= Moostoos =

Headman of the Sucker Creek First Nation, North America (c. 1850–1918)

Moostoos (meaning "The Buffalo", also spelled Mostos; c. 1850 – November 19, 1918), also known as Louis Willier, was headman of the Sucker Creek First Nation.

== Life ==

=== Personal life ===
Moostoos was born at the western end of Lesser Slave Lake, as the eldest of ten children of Masinigoneb and Marie Kowikkiu. He was a trapper, fisherman, and later, Chief and Headman of Sucker Creek First Nation. On November 7, 1892, he married Niyaniskipimuttew (Nanette Auger), and they had two sons, and adopted a daughter. Moostos died on November 19, 1918, at the Sucker Creek Indian Reserve during that year's influenza pandemic.

=== Participation in Treaty 8 Negotiations ===
During Treaty 8 negotiations, Moostoos and his younger brother Kinosew (Kinoosayo) spoke on behalf of the Cree at talks from June 20–22, 1899, at Willow Point, on Lesser Slave Lake.

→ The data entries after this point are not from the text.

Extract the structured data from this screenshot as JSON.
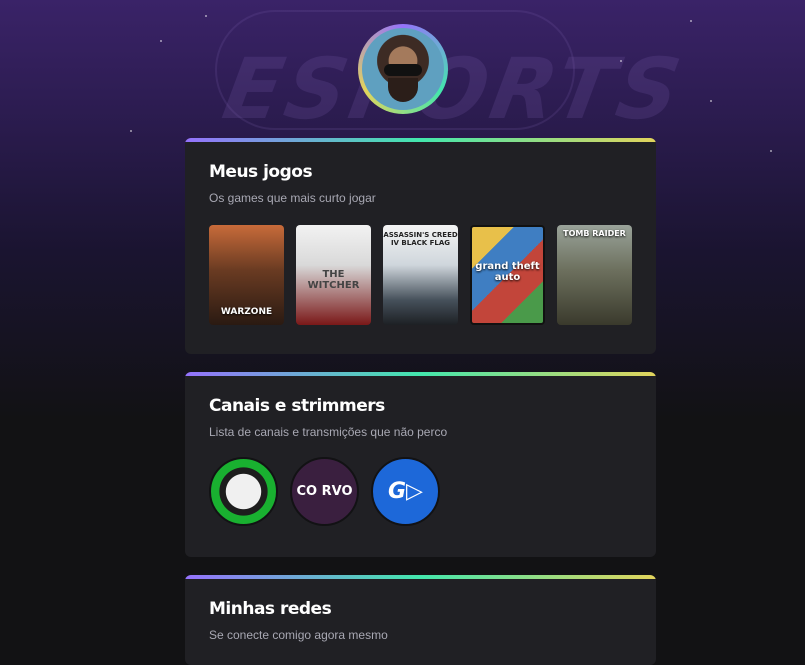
{
  "sections": [
    {
      "title": "Meus jogos",
      "subtitle": "Os games que mais curto jogar",
      "games": [
        {
          "name": "WARZONE"
        },
        {
          "name": "THE WITCHER"
        },
        {
          "name": "ASSASSIN'S CREED IV BLACK FLAG"
        },
        {
          "name": "grand theft auto"
        },
        {
          "name": "TOMB RAIDER"
        }
      ]
    },
    {
      "title": "Canais e strimmers",
      "subtitle": "Lista de canais e transmições que não perco",
      "channels": [
        {
          "logo": ""
        },
        {
          "logo": "CO RVO"
        },
        {
          "logo": "G▷"
        }
      ]
    },
    {
      "title": "Minhas redes",
      "subtitle": "Se conecte comigo agora mesmo"
    }
  ],
  "colors": {
    "gradient": [
      "#9572fc",
      "#43e7ad",
      "#e2d45c"
    ],
    "card": "#202024",
    "background": "#121214"
  }
}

Moostoos' negotiation style is described as conciliatory. He stressed the need for peace between indigenous peoples and settlers. It has been suggested this was in part influenced by his relationship with the Roman Catholic Church and Father Albert Lacombe, who was present during negotiations.

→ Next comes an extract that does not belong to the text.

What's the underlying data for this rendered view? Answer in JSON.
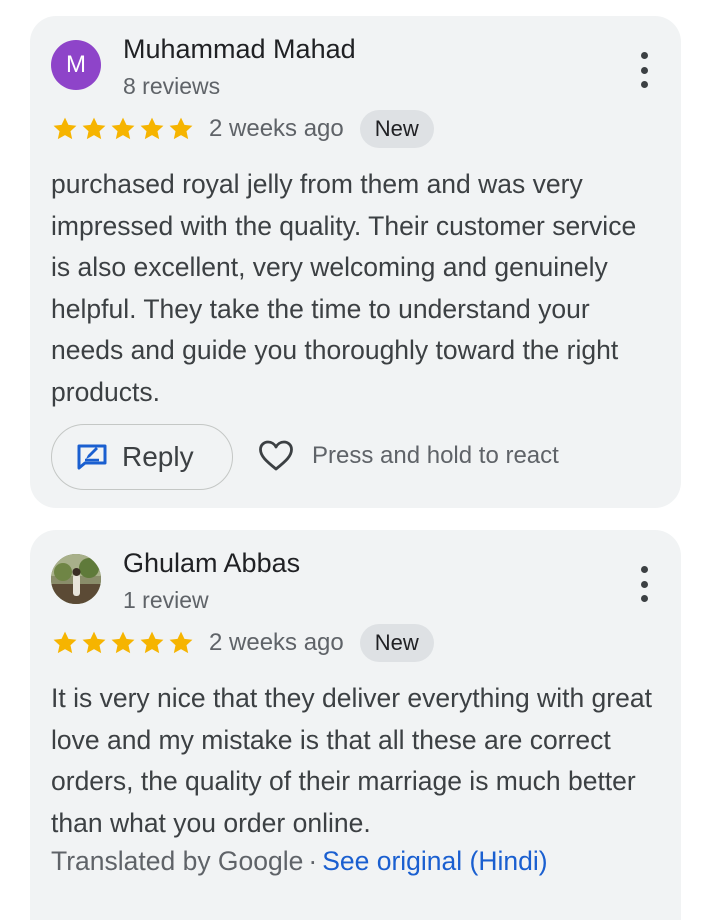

Moostoos is credited with the following quotes from the negotiations:On settler encroachment: “Our country is getting broken up, I see the white man coming in, and I want to be friends. I see what he does, but it is best that we should be friends.”

On education for indigenous peoples: “We must know what type of teachers the government intends to give us. Does it mean to impose on us those it likes, or will it take our opinions into account?”A correspondent for the Edmonton Bulletin, commenting on the speaking skills of Moostoos, reportedly remarked that “he is acknowledged to be the orator of his people in this country and he certainly is.”

After negotiations finished, treaty implementation was slow, and Moostoos spent some time advocating for its implementation. In 1900, along with other Cree Headmen, Moostoos requested land for a reserve east of the Driftpile River on Lesser Slave Lake. In 1910, reserve land was granted, but was not contiguous between Cree communities involved in the negotiations. Separate reserves were established for Driftpile first nation and Sucker Creek first nation. After this, Moostoos served as de facto chief of Sucker Creek Band until his death. He is also known to have been a 'Medicine man' and practiced traditional indigenous healing methods.

=== Participation in the trial of Charles King ===
In September 1904, members of the Sucker Creek Band reported “some strange things” to a local RCMP officer, who went with Moostoos to investigate a campsite near Sucker Creek. There they discovered the remains of a body, and began an investigation that involved the draining of a nearby slough, and recovered various personal possessions.

Prospector Charles King was later charged with the murder. The trial took place in Edmonton during March 1905. Moostoos and other members of Sucker Creek Band appeared as key witnesses for the crown. The defense council as well as the Daily Edmonton Bulletin reportedly suggested that members of the Band might have been involved in the killing, despite the absence of evidence to support their position. King was convicted, though a mistrial was later declared. In June 1905, at a second trial, King was convicted again.